Jejak langkah Rosulullah SAW yang berarti wahyu berupa kitab suci Al Quran dan Sunnah Rosul yang meliputi Aqwal (ucapan), Af’al (perbuatan) dan Taqrir (penetapan) Rosul, jejak langkah tersebut dipegang teguh dan diamalkan oleh para sahabat sehingga menjadi SunnahNya, kemudian diteruskan oleh para Tabi’in, Tabi’in tabi’in dan seterusnya sampai pada Ulama-ulama sekarang.
Pengertian Ahlussunnah Waljamaah tersebut seperti maqsud hadist Nabi yang diriwayatkan oleh Imam Thabroni, yang berbunyi;
وَسَتَفْتَرِقُ اُمَتِيْ عَلى ثَلاَثٍ وَسَبْعِيْنَ فِرْقَةً وَاحِدَةٌ مِنْهَا نَاحِيَةٌ وَالْبَاقُوْنَ هَلْكى قَالُوْا: وَمَا النَاحِيَةُ يَارَسُوْلَ اللهِ، قََالَ اَهْلُ السُنَةِ وَالْجَمَاعَةِ، قَالَ مَااَنَا عَلَيْهِ وَاَصْحَابِى)راوه الطبرانى(

Artinya; Dan umatku akan pecah menjadi 73 golongan, hanya satu yang selamat diantara mereka, sedangkan sisanya rusak atau binasa, Sahabat bertanya; siapakah yang selamat itu Ya Rosululloh, , ?  Nabi menjawab; Ahlussunnah Waljamaah, Sahabat bertanya lagi; Apakah Ahlussunnah Waljamaah itu. .?  Nabi menjawab; Apa yang aku lakukan atau perbuat hari ini dan para Sahabatku.[11]
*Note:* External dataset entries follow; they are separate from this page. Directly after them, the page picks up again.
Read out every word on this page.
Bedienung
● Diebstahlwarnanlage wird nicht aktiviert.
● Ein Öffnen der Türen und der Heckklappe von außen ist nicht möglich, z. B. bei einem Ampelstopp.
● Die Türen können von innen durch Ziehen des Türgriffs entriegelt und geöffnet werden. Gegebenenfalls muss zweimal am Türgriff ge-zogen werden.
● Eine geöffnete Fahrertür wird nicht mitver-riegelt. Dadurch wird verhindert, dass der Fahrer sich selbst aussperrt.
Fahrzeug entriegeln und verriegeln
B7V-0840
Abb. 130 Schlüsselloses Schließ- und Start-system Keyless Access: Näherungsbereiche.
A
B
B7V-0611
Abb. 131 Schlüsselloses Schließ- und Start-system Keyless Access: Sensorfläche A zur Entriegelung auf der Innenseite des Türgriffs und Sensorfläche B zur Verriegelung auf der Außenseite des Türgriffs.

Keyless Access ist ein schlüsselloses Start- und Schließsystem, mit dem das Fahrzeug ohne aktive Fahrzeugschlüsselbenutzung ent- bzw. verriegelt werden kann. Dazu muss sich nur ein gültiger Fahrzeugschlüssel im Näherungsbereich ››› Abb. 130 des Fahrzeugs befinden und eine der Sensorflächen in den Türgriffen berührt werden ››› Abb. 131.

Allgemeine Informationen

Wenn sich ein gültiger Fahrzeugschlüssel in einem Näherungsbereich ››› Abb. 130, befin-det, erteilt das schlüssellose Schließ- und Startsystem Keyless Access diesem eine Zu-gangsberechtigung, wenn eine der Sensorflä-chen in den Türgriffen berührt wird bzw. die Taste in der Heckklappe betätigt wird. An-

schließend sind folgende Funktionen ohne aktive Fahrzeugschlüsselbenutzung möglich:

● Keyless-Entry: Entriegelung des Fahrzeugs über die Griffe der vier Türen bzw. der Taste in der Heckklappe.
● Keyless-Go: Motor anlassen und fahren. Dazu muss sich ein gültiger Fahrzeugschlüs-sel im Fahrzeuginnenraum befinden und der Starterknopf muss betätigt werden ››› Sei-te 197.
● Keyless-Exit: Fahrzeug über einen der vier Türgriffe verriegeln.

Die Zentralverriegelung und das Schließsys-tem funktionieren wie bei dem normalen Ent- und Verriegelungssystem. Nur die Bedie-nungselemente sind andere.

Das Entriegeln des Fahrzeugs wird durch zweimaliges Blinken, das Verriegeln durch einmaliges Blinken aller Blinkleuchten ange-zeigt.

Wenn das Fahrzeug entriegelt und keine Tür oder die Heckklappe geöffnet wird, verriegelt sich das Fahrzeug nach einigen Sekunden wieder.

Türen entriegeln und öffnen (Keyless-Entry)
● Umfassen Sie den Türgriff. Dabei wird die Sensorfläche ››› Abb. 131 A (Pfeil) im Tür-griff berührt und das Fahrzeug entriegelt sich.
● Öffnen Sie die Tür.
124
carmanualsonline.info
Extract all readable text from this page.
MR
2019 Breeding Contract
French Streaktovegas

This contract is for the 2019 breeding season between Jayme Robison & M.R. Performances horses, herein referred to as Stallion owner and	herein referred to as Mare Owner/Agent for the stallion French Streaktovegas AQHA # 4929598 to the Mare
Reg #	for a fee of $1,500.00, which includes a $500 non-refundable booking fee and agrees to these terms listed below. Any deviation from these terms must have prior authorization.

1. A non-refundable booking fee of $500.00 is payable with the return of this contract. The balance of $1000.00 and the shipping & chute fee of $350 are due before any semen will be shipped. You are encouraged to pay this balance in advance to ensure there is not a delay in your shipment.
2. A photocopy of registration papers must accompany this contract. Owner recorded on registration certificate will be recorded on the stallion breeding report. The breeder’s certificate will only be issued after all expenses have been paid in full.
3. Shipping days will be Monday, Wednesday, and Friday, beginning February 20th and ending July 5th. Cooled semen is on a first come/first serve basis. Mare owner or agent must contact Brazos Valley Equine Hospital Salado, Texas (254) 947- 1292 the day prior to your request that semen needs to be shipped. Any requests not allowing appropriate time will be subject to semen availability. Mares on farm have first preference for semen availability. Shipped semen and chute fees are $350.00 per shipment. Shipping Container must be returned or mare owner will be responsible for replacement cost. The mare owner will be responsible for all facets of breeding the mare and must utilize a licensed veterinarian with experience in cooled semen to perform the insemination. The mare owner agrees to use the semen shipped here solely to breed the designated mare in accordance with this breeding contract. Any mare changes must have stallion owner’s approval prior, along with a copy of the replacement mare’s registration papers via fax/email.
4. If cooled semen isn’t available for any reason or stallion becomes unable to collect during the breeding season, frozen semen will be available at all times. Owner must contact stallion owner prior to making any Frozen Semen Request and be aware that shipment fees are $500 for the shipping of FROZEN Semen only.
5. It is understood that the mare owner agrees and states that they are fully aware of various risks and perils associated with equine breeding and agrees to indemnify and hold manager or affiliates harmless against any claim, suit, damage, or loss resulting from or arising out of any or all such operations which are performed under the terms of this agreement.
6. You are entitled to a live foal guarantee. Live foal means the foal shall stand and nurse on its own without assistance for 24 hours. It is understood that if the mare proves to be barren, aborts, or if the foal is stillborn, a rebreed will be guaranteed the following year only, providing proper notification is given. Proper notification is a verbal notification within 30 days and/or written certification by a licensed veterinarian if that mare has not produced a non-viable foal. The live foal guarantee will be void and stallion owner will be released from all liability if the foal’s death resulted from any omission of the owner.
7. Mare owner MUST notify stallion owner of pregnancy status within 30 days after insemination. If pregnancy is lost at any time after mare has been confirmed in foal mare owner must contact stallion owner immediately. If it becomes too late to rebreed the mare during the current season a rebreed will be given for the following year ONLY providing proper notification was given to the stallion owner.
Ahlussunnah Waljamaah dapat juga disebut  Assawadul A’dhom yakni golongan terbesar umat islam yang didalamnya terhimpun para ulama Ahlul Haq dari berbagai bidang ilmu; Ada ahli ilmu tauhid, ilmu fiqih, ilmu tasawwuf, ilmu hadist, ilmu tafsir dan sebagainya.
1.      Dibidang Tauhid Ahlussunnah Waljamaah mengikuti rumusan Abu Hasan Al-Asy’ari dan Abu Mansur Al-Maturidi, Keduanya merumuskan sifat-sifat Allah SWT yang wajib ada 20, mustahil ada 20 dan jaiz ada1, Sedangkan sifat-sifat Rosul yang wajib ada 4, mustahil ada 4 dan jaiz ada 1, semuanya berjumlah 50 yang disebut Aqaid 50 (lima puluh).
2.      Dalam bidang Fiqih atau Syari’ah, dasar-dasar yang digunakan untuk menetapkan hukum Ahlussunnah Waljamaah adalah sebagaimana yang diajarkan oleh madzhab empat yaitu; Madzhab Syafi’i, Madzhab Maliki, Madzhab Hanafi dan Mazdhab Hambali.
3.      Adapun didalam bidang Tasawwuf Ahlussunnah Waljamaah mengikuti Imam Junaid Al-Baghdadi dan Imam Al-Ghozali, Keduanya merupakan pelopor Ahlussunnah Waljamaah dalam bidang tasawwuf yang telah merumuskan ajaran taswwuf secara rapi, jelas dan luas.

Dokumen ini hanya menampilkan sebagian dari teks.